Introduction

Bone structures that have fractured due to exceeding their strength limits are often treated using osteosynthesis plates. They are usually produced using titanium alloys, due to their high strength and biocompatibility. Nevertheless, their relatively high Young’s modulus compared to the bone can lead to excessive offloading of the bone and the phenomenon known as stress shielding. Therefore, a good replacement material seems to be a metal–ceramic functionally graded (FGM) Ti-HAP material, which exhibits anisotropic mechanical properties along a specific direction. Moreover, ceramic hydroxyapatite has properties close to bone, which is an additional advantage of this material approach. A promising extension of FGM is the incorporation of structural porosity, especially in biomedical applications, as it can have a beneficial effect on bone healing processes. However, understanding the effect of a porous Ti-HAP FGM plate on the properties of the bone–plate interface is essential. Therefore, the aim of this study was to assess the influence of the gradient bone plate on deformation, strain, and the stress shielding phenomenon in a bone model.

Methods

A typical osteosynthesis plate was modelled. The isotropic properties of the graded Ti-HAP material were calculated using the Power Law.

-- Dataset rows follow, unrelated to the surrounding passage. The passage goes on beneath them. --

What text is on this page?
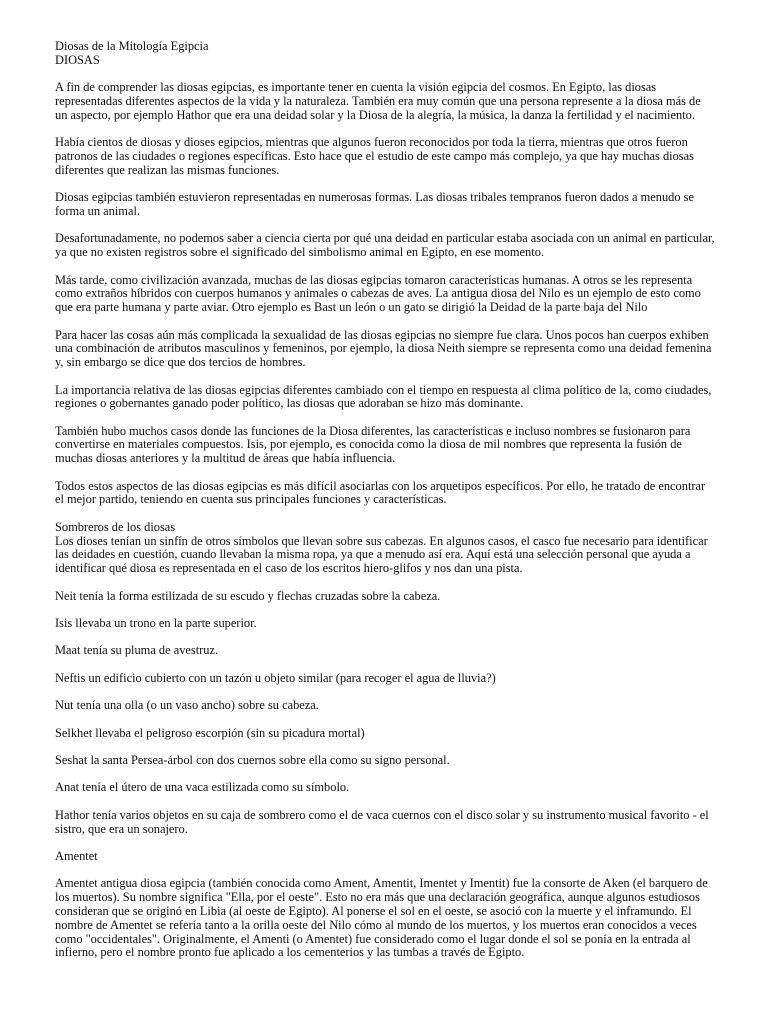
Diosas de la Mitología Egipcia

DIOSAS

A fin de comprender las diosas egipcias, es importante tener en cuenta la visión egipcia del cosmos. En Egipto, las diosas representadas diferentes aspectos de la vida y la naturaleza. También era muy común que una persona represente a la diosa más de un aspecto, por ejemplo Hathor que era una deidad solar y la Diosa de la alegría, la música, la danza la fertilidad y el nacimiento.

Había cientos de diosas y dioses egipcios, mientras que algunos fueron reconocidos por toda la tierra, mientras que otros fueron patronos de las ciudades o regiones específicas. Esto hace que el estudio de este campo más complejo, ya que hay muchas diosas diferentes que realizan las mismas funciones.

Diosas egipcias también estuvieron representadas en numerosas formas. Las diosas tribales tempranos fueron dados a menudo se forma un animal.

Desafortunadamente, no podemos saber a ciencia cierta por qué una deidad en particular estaba asociada con un animal en particular, ya que no existen registros sobre el significado del simbolismo animal en Egipto, en ese momento.

Más tarde, como civilización avanzada, muchas de las diosas egipcias tomaron características humanas. A otros se les representa como extraños híbridos con cuerpos humanos y animales o cabezas de aves. La antigua diosa del Nilo es un ejemplo de esto como que era parte humana y parte aviar. Otro ejemplo es Bast un león o un gato se dirigió la Deidad de la parte baja del Nilo

Para hacer las cosas aún más complicada la sexualidad de las diosas egipcias no siempre fue clara. Unos pocos han cuerpos exhiben una combinación de atributos masculinos y femeninos, por ejemplo, la diosa Neith siempre se representa como una deidad femenina y, sin embargo se dice que dos tercios de hombres.

La importancia relativa de las diosas egipcias diferentes cambiado con el tiempo en respuesta al clima político de la, como ciudades, regiones o gobernantes ganado poder político, las diosas que adoraban se hizo más dominante.

También hubo muchos casos donde las funciones de la Diosa diferentes, las características e incluso nombres se fusionaron para convertirse en materiales compuestos. Isis, por ejemplo, es conocida como la diosa de mil nombres que representa la fusión de muchas diosas anteriores y la multitud de áreas que había influencia.

Todos estos aspectos de las diosas egipcias es más difícil asociarlas con los arquetipos específicos. Por ello, he tratado de encontrar el mejor partido, teniendo en cuenta sus principales funciones y características.

Sombreros de los diosas

Los dioses tenían un sinfín de otros símbolos que llevan sobre sus cabezas. En algunos casos, el casco fue necesario para identificar las deidades en cuestión, cuando llevaban la misma ropa, ya que a menudo así era. Aquí está una selección personal que ayuda a identificar qué diosa es representada en el caso de los escritos hiero-glifos y nos dan una pista.

Neit tenía la forma estilizada de su escudo y flechas cruzadas sobre la cabeza.

Isis llevaba un trono en la parte superior.

Maat tenía su pluma de avestruz.

Neftis un edificio cubierto con un tazón u objeto similar (para recoger el agua de lluvia?)

Nut tenía una olla (o un vaso ancho) sobre su cabeza.

Selkhet llevaba el peligroso escorpión (sin su picadura mortal)

Seshat la santa Persea-árbol con dos cuernos sobre ella como su signo personal.

Anat tenía el útero de una vaca estilizada como su símbolo.

Hathor tenía varios objetos en su caja de sombrero como el de vaca cuernos con el disco solar y su instrumento musical favorito - el sistro, que era un sonajero.

Amentet

Amentet antigua diosa egipcia (también conocida como Ament, Amentit, Imentet y Imentit) fue la consorte de Aken (el barquero de los muertos). Su nombre significa "Ella, por el oeste". Esto no era más que una declaración geográfica, aunque algunos estudiosos consideran que se originó en Libia (al oeste de Egipto). Al ponerse el sol en el oeste, se asoció con la muerte y el inframundo. El nombre de Amentet se refería tanto a la orilla oeste del Nilo cómo al mundo de los muertos, y los muertos eran conocidos a veces como "occidentales". Originalmente, el Amenti (o Amentet) fue considerado como el lugar donde el sol se ponía en la entrada al infierno, pero el nombre pronto fue aplicado a los cementerios y las tumbas a través de Egipto.
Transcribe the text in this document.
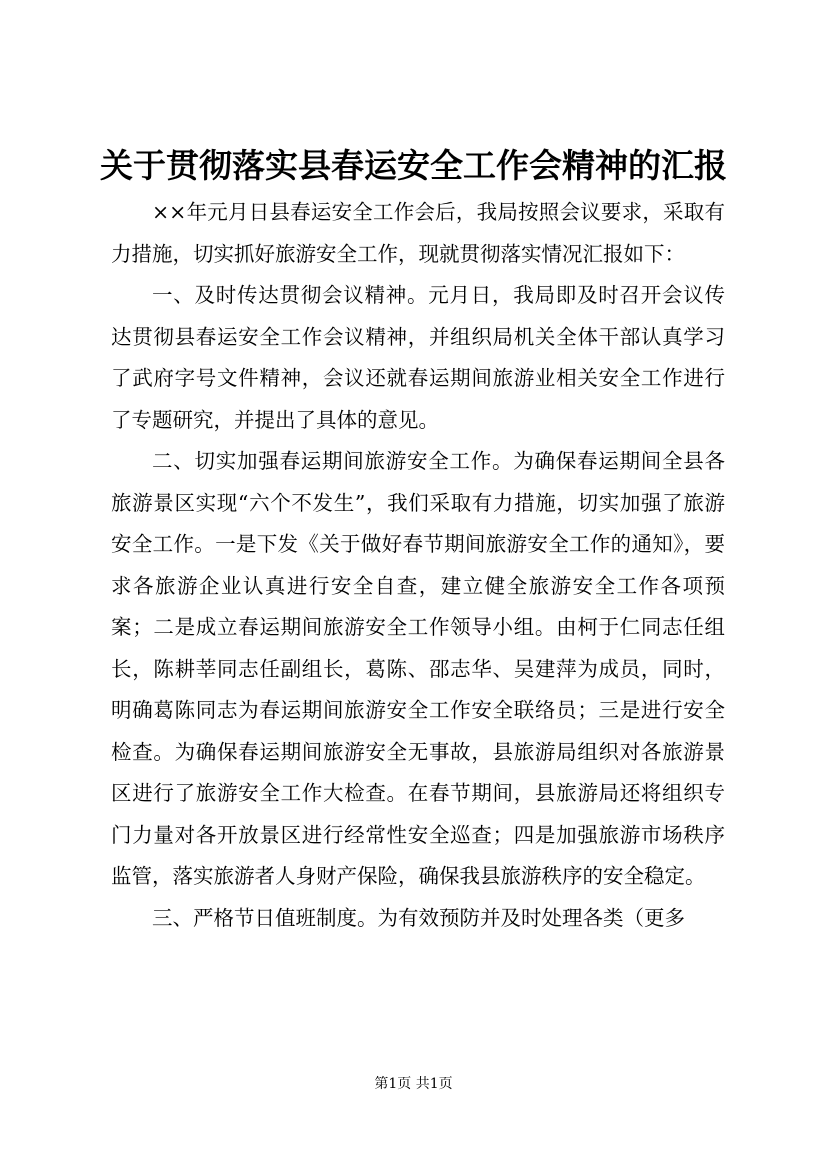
关于贯彻落实县春运安全工作会精神的汇报

××年元月日县春运安全工作会后，我局按照会议要求，采取有力措施，切实抓好旅游安全工作，现就贯彻落实情况汇报如下：

一、及时传达贯彻会议精神。元月日，我局即及时召开会议传达贯彻县春运安全工作会议精神，并组织局机关全体干部认真学习了武府字号文件精神，会议还就春运期间旅游业相关安全工作进行了专题研究，并提出了具体的意见。

二、切实加强春运期间旅游安全工作。为确保春运期间全县各旅游景区实现“六个不发生”，我们采取有力措施，切实加强了旅游安全工作。一是下发《关于做好春节期间旅游安全工作的通知》，要求各旅游企业认真进行安全自查，建立健全旅游安全工作各项预案；二是成立春运期间旅游安全工作领导小组。由柯于仁同志任组长，陈耕莘同志任副组长，葛陈、邵志华、吴建萍为成员，同时，明确葛陈同志为春运期间旅游安全工作安全联络员；三是进行安全检查。为确保春运期间旅游安全无事故，县旅游局组织对各旅游景区进行了旅游安全工作大检查。在春节期间，县旅游局还将组织专门力量对各开放景区进行经常性安全巡查；四是加强旅游市场秩序监管，落实旅游者人身财产保险，确保我县旅游秩序的安全稳定。

三、严格节日值班制度。为有效预防并及时处理各类（更多

第1页 共1页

The different porosity properties including number and size of pores were considered. The prepared plate was attached to a simplified tibia bone model represented as a cylinder, consisting of cortical and trabecular parts. The different boundary conditions like type and angle of fracture or bone healing level were analysed.

Results and conclusions

The performed findings revealed that porosity can positively affect the reduction stress shielding. The porous graded Ti-HAP plate was characterized by slightly reduced mechanical properties compared to the system with a dense plate and may promote the remodeling process of the fractured bone. Numerical simulations showed the model can be further optimized using topology methods.